I pushed the cloth star into her hand. “Take this with you and get out of here.”
“But Demjanjuk’s son!”
“Miss, I was not born to Bess and Herman Roth in Newark’s Beth Israel Hospital to protect this man Demjanjuk’s son.”
“Then protect Philip!”
“That is what I’m doing.”
“But it’s to prove himself to you that he’s doing what he’s doing. He’s out of his mind for your admiration. You are the hero, like it or not!”
“Please, with a dick like his he doesn’t need me for a hero. He was nice enough to come here to show it to me. Did you know that? He’s not particularly pestered by inhibitions, is he?”
“No,” she muttered, “oh, no,” and here she caved in and dropped to the edge of the bed in tears.
“Nope,” I said, “uh-uh, you two aren’t taking turns—get up and get out.”
But she was crying so pathetically that all I could do was to return to the easy chair by the window and sit there until she had exhausted herself on my pillow. That she was clutching that cloth star while she wept disgusted and infuriated me.

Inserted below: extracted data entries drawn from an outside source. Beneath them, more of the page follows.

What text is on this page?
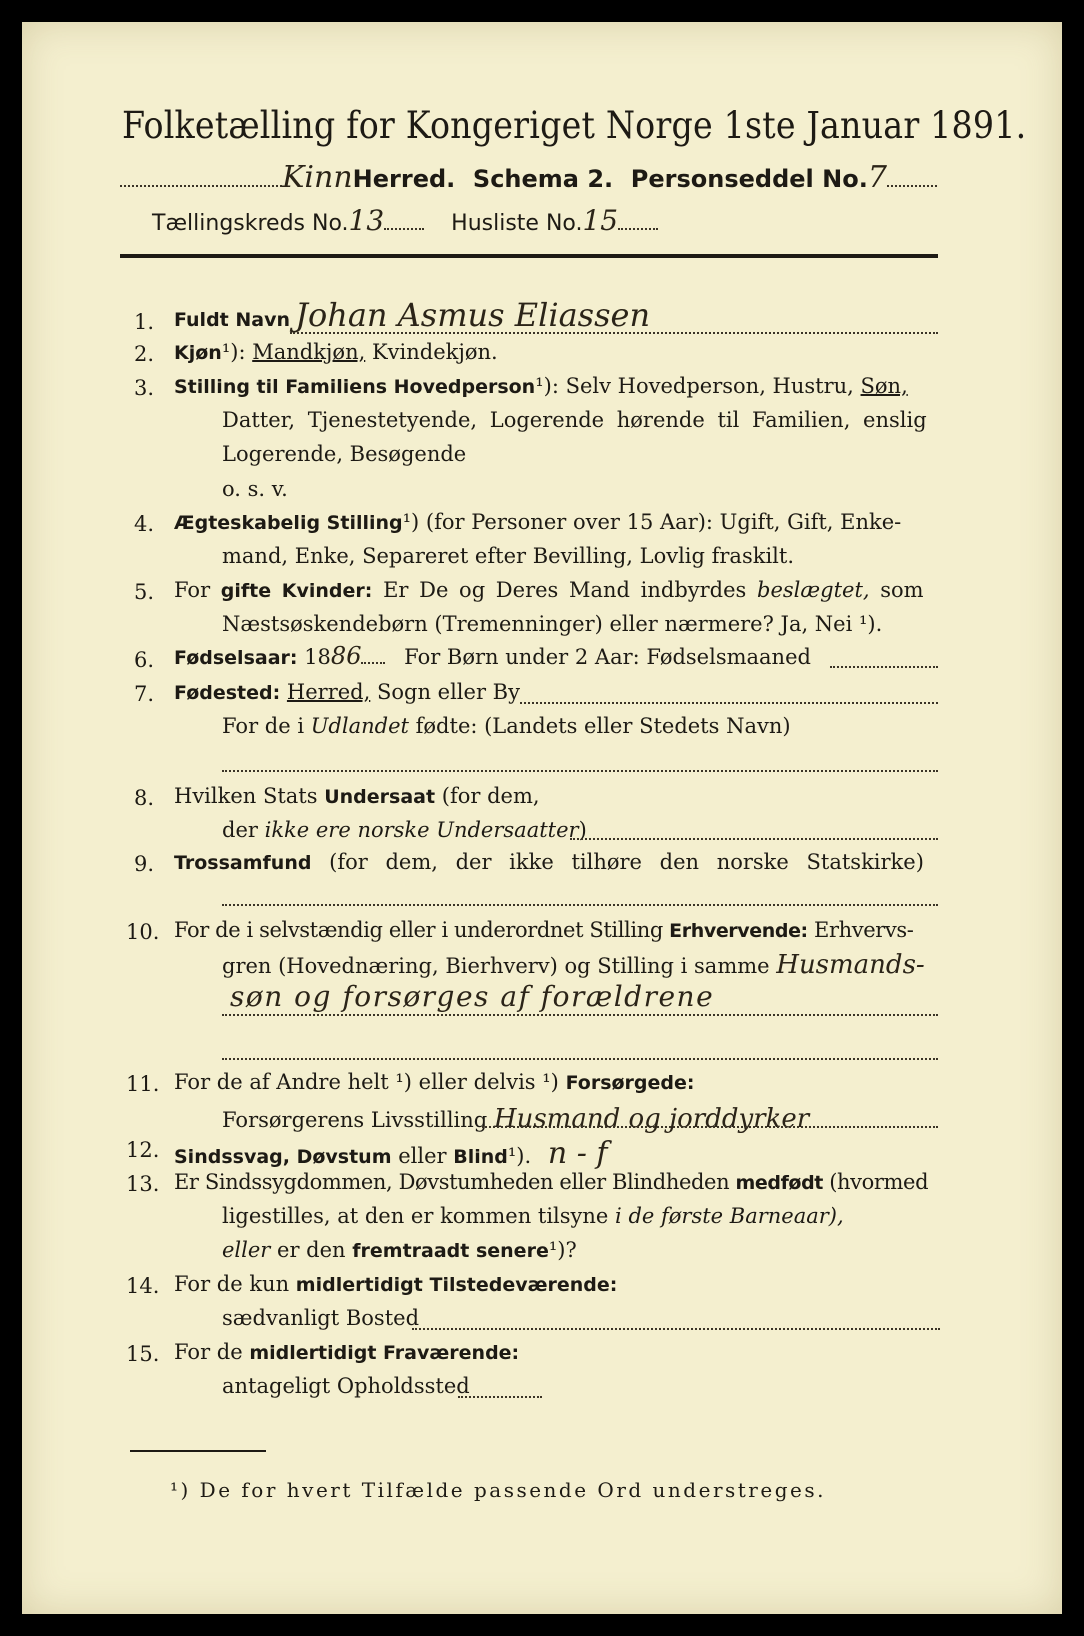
Folketælling for Kongeriget Norge 1ste Januar 1891.
KinnHerred. Schema 2. Personseddel No.7
Tællingskreds No.13	Husliste No.15
1. Fuldt Navn Johan Asmus Eliassen
2. Kjøn¹): Mandkjøn, Kvindekjøn.
3. Stilling til Familiens Hovedperson¹): Selv Hovedperson, Hustru, Søn,
Datter, Tjenestetyende, Logerende hørende til Familien, enslig
Logerende, Besøgende
o. s. v.
4. Ægteskabelig Stilling¹) (for Personer over 15 Aar): Ugift, Gift, Enke-
mand, Enke, Separeret efter Bevilling, Lovlig fraskilt.
5. For gifte Kvinder: Er De og Deres Mand indbyrdes beslægtet, som
Næstsøskendebørn (Tremenninger) eller nærmere? Ja, Nei ¹).
6. Fødselsaar: 1886 For Børn under 2 Aar: Fødselsmaaned
7. Fødested: Herred, Sogn eller By
For de i Udlandet fødte: (Landets eller Stedets Navn)
8. Hvilken Stats Undersaat (for dem,
der ikke ere norske Undersaatter)
9. Trossamfund (for dem, der ikke tilhøre den norske Statskirke)
10. For de i selvstændig eller i underordnet Stilling Erhvervende: Erhvervs-
gren (Hovednæring, Bierhverv) og Stilling i samme Husmands-
søn og forsørges af forældrene
11. For de af Andre helt ¹) eller delvis ¹) Forsørgede:
Forsørgerens Livsstilling Husmand og jorddyrker
12. Sindssvag, Døvstum eller Blind¹). n - f
13. Er Sindssygdommen, Døvstumheden eller Blindheden medfødt (hvormed
ligestilles, at den er kommen tilsyne i de første Barneaar),
eller er den fremtraadt senere¹)?
14. For de kun midlertidigt Tilstedeværende:
sædvanligt Bosted
15. For de midlertidigt Fraværende:
antageligt Opholdssted
¹) De for hvert Tilfælde passende Ord understreges.
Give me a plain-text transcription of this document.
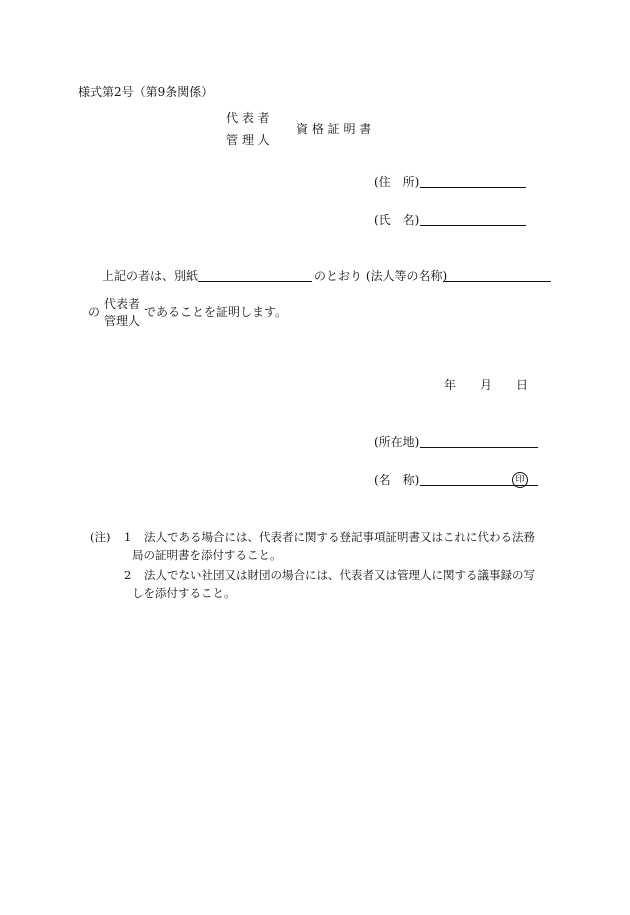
様式第2号（第9条関係）
代 表 者
管 理 人
資 格 証 明 書
(住　所)
(氏　名)
上記の者は、別紙	のとおり (法人等の名称)
の
代表者
管理人
であることを証明します。
年 月 日
(所在地)
(名　称)	印
(注) 1 法人である場合には、代表者に関する登記事項証明書又はこれに代わる法務
局の証明書を添付すること。
2 法人でない社団又は財団の場合には、代表者又は管理人に関する議事録の写
しを添付すること。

Down in the street the masked Arabs were gone. I didn’t seem to have been born to stop them either.
When I couldn’t any longer stand the sight of her with the star, I came over to the bed and pulled it out of her hands, and then I unzipped my suitcase and shoved it in with my things. I still have it. I am looking at it while I write.
“It’s an implant,” she sa
id.
“What is? What are you saying?”
“It isn’t ‘his.’ It’s a plastic implant.”
“Oh? Tell me more.”
“Everything’s been cut out of him. He couldn’t stand how it left him. So he had the procedure. Plastic rods are in there. Inside the penis is a penile implant. Why do you laugh? How can you laugh! You’re laughing at somebody’s terrible suffering!”

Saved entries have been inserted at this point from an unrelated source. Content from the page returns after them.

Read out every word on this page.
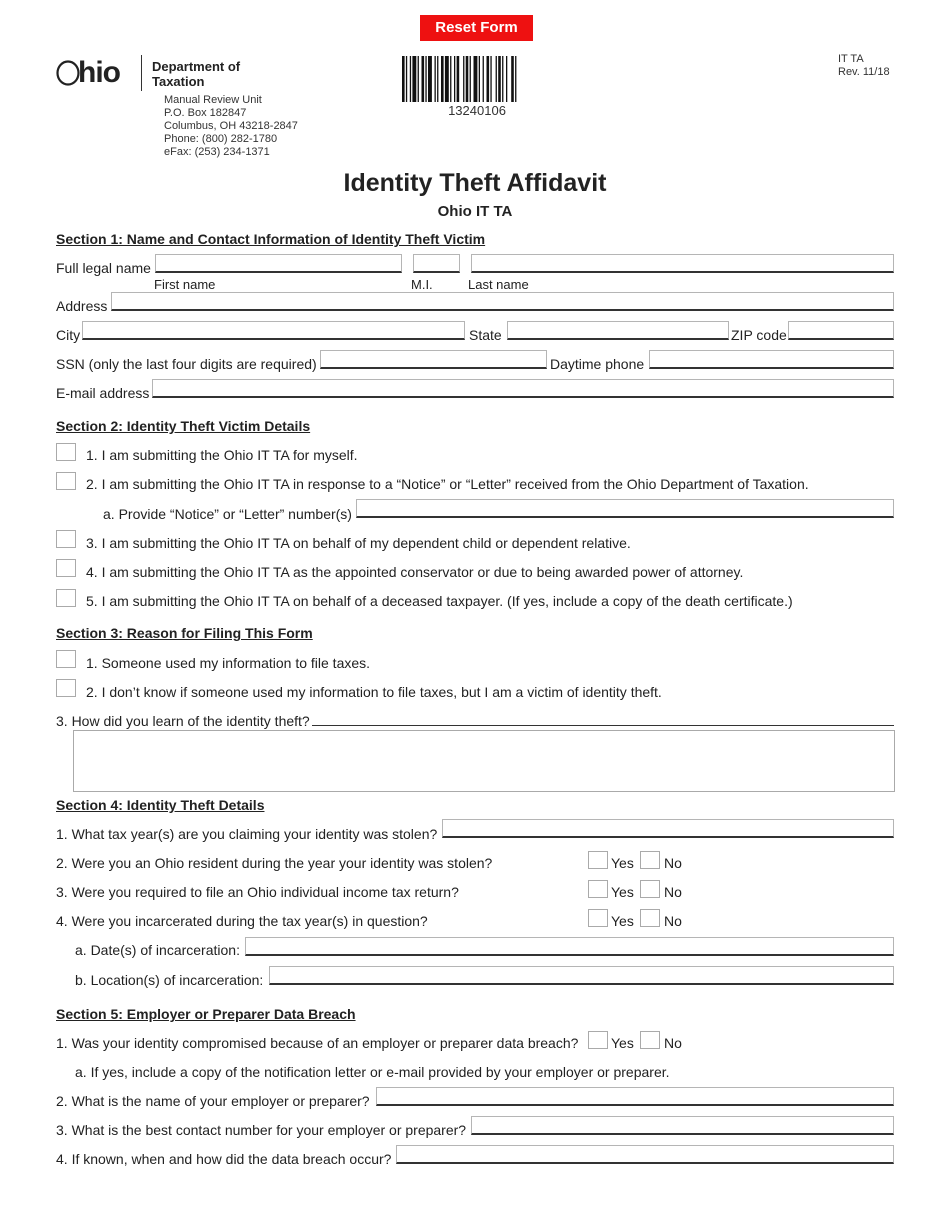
Reset Form
hio Department of
Taxation
Manual Review Unit
P.O. Box 182847
Columbus, OH 43218-2847
Phone: (800) 282-1780
eFax: (253) 234-1371
13240106
IT TA
Rev. 11/18
Identity Theft Affidavit
Ohio IT TA
Section 1: Name and Contact Information of Identity Theft Victim
Full legal name
First name	M.I.	Last name
Address
City	State	ZIP code
SSN (only the last four digits are required)	Daytime phone
E-mail address
Section 2: Identity Theft Victim Details
1. I am submitting the Ohio IT TA for myself.
2. I am submitting the Ohio IT TA in response to a “Notice” or “Letter” received from the Ohio Department of Taxation.
a. Provide “Notice” or “Letter” number(s)
3. I am submitting the Ohio IT TA on behalf of my dependent child or dependent relative.
4. I am submitting the Ohio IT TA as the appointed conservator or due to being awarded power of attorney.
5. I am submitting the Ohio IT TA on behalf of a deceased taxpayer. (If yes, include a copy of the death certificate.)
Section 3: Reason for Filing This Form
1. Someone used my information to file taxes.
2. I don’t know if someone used my information to file taxes, but I am a victim of identity theft.
3. How did you learn of the identity theft?
Section 4: Identity Theft Details
1. What tax year(s) are you claiming your identity was stolen?
2. Were you an Ohio resident during the year your identity was stolen?	Yes No
3. Were you required to file an Ohio individual income tax return?	Yes No
4. Were you incarcerated during the tax year(s) in question?	Yes No
a. Date(s) of incarceration:
b. Location(s) of incarceration:
Section 5: Employer or Preparer Data Breach
1. Was your identity compromised because of an employer or preparer data breach? Yes No
a. If yes, include a copy of the notification letter or e-mail provided by your employer or preparer.
2. What is the name of your employer or preparer?
3. What is the best contact number for your employer or preparer?
4. If known, when and how did the data breach occur?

“I’m not at all—I’m laughing at all the lies. Poland, Walesa, Kahane, even the cancer’s a lie—Demjanjuk’s son is a lie. And this prick he’s so proud of, come clean, in what Amsterdam doodad shop did you two find that nutty joke? It’s Hellzapoppin’ with Possesski and Pipik, it’s a gag a minute with you two madcap kids—who wouldn’t laugh? The prick was great, I have to admit, but I think I’ll always love best the Poles at the Warsaw railroad station ecstatically welcoming back their Jews. Diasporism! Diasporism is a plot for a Marx Brothers movie—Groucho selling Jews to Chancellor Kohl! I lived eleven years in London—not in bigoted, backwater, pope-ridden Poland but in civilized, secularized, worldly-wise England. When the first hundred thousand Jews come rolling into Waterloo Station with all their belongings in tow, I really want to be there to see it. Invite me, won’t you? When the first hundred thousand Diasporist evacuees voluntarily surrender their criminal Zionist homeland to the suffering Palestinians and disembark on England’s green and pleasant land, I want to see with my very own eyes the welcoming committee of English goyim waiting on the platform with their champagne. ‘They’re here! More Jews! Jolly good!’ No, fewer Jews is my sense of how Europe prefers things, as few of them as possible. Diasporism, my dear, seriously misses the point about the depths of the antipathy. But then, that shouldn’t come as news to a charter member of A-S.A. That poor old Smilesburger was nearly suckered by Diasporism’s founding father out of a million bucks—Well, I don’t think this Smilesburger is all there either.”
“What Mr. Smilesburger does with his money,” she shot back, her face rapidly melting down into the defeated grimace of a thwarted child, “is up to Mr. Smilesburger!”